Wednesday, April 11, 2012

His path was marked by the stars in the southern hemisphere

And he walked his days
Under African skies
This is the story of how we begin to remember...
                                      -- Paul Simon

It felt like a very long drive back across the park after seeing the lions. Even with the spotlight on the hood, we had to go slowly on the steep roads before the river.

Then an elephant wandered into the road ahead of us. He was in musth -- the guides could smell it -- so they turned off the engine and we sat in the dark and waited for him to go away.

A different elephant stomped around in the trees to our left and then, unexpectedly, trumpeted so loudly that I almost jumped out of my seat, but otherwise it was quiet except for the crickets.

Overhead, the stars spilled across the sky. We've had brilliant skies every night in Zambia, far from the lights of any big city or even a medium-sized town, watching Orion and the Southern Cross from the terrace every night before dinner. But this was as though some celestial stage manager had pulled back the curtains and layers and layers of new stars were unveiled, stretching back forever.

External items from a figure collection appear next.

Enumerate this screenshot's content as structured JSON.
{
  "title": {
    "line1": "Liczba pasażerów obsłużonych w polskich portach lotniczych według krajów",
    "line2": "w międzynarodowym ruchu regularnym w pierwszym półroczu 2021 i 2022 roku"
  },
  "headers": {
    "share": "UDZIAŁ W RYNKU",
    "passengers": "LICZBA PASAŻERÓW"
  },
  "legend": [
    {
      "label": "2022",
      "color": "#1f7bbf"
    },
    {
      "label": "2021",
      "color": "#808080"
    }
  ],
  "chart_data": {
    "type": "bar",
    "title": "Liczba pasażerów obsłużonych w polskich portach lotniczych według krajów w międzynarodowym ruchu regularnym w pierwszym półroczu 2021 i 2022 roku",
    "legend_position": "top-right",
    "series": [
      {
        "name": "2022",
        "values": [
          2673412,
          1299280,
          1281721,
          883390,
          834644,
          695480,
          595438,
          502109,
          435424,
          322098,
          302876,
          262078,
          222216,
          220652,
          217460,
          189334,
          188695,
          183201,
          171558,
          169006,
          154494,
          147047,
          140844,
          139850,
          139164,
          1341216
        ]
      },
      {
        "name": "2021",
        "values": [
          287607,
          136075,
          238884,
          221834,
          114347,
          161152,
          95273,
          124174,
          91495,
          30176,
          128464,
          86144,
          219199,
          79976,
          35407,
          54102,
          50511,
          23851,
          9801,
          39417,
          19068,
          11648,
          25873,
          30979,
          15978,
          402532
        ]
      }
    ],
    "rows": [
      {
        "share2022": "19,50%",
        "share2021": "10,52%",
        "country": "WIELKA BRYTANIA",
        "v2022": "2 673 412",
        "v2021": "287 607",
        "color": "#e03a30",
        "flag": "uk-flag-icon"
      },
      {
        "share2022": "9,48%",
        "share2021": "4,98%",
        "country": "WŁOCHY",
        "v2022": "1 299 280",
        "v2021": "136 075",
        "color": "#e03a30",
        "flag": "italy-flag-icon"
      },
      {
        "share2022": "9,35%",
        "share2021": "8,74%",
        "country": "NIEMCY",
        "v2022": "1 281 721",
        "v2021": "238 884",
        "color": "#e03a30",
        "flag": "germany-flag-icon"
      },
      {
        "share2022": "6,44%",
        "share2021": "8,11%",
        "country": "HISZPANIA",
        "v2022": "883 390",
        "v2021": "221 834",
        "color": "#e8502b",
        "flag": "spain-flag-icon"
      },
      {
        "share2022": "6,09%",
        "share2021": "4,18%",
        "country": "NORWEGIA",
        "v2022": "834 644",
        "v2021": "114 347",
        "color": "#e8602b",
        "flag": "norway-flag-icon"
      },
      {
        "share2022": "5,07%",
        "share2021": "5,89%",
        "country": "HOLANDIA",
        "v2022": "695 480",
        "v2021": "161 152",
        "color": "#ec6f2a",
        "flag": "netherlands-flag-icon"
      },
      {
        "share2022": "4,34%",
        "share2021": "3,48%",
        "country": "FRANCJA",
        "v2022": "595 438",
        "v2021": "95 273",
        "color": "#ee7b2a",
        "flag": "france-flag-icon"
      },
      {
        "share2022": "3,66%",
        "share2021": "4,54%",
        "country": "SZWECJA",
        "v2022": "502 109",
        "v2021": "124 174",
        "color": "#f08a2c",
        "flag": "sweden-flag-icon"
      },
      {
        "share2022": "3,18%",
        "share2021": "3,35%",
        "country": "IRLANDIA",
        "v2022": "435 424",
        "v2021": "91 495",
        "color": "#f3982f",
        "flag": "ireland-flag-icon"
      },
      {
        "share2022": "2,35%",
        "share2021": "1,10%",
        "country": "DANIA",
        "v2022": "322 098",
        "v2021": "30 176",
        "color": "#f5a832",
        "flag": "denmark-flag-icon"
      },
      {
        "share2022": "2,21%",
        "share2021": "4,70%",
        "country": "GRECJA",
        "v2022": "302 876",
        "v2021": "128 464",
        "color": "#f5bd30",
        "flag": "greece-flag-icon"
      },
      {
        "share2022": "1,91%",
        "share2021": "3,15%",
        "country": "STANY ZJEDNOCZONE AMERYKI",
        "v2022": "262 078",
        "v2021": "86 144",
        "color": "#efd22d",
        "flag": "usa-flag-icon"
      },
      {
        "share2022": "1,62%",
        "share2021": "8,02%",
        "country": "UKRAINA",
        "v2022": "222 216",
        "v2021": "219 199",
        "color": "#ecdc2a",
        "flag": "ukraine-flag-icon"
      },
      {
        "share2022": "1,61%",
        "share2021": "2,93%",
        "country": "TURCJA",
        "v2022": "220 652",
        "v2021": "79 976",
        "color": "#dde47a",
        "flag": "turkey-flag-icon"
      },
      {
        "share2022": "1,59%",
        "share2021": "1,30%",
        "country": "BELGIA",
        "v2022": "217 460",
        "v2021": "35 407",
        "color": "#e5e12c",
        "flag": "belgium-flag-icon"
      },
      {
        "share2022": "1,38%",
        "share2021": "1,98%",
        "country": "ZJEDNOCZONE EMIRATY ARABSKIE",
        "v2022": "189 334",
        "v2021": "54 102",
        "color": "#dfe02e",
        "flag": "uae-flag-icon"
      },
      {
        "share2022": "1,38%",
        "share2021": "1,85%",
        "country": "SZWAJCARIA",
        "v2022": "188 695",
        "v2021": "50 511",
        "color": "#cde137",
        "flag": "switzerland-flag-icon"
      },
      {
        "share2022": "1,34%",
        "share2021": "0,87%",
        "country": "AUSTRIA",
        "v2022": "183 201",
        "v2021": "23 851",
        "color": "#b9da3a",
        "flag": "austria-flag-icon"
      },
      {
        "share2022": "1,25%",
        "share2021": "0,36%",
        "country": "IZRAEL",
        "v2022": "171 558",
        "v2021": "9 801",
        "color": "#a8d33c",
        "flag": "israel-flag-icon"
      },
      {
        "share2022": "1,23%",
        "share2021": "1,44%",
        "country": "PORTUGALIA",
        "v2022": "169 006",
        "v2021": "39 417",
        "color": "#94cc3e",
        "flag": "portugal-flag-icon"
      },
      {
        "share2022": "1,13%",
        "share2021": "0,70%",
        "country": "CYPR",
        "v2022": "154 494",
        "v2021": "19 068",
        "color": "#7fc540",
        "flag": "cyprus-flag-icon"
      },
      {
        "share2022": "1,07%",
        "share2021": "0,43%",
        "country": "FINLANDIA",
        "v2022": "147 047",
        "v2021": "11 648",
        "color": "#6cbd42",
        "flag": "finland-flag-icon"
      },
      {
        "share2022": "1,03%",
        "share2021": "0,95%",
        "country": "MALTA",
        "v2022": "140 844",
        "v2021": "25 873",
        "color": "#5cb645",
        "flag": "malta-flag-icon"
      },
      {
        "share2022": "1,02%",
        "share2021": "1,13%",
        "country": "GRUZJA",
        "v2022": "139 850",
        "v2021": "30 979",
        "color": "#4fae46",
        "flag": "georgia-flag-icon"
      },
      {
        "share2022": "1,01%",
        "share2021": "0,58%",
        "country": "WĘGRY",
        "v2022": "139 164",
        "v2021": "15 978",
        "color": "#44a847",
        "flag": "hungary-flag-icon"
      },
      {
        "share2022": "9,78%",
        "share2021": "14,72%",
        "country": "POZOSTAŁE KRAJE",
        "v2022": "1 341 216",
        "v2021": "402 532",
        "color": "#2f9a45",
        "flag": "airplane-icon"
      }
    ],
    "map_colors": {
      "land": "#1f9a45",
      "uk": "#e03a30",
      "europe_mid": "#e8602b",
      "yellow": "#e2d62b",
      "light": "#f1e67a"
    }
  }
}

I shivered, although it wasn't cold. The truth of Russell's statement that first night in Johannesburg, "Welcome home," has been becoming more and more obvious the longer I've been here, as these landscapes, so exotic and unexpected, have started to feel somehow familiar, even welcoming.

And of course, long before Africa, we came from the stars; they are our ancestors, or maybe, more accurately, our cousins. At least the ones you usually see in the skies -- the nearer ones, the newer ones. This abundance of stars was like a family tree stretching back generations.

It didn't make me feel small, oddly enough. It made me feel rooted, as though I'd finally figured out my place in an incredibly complex genealogy.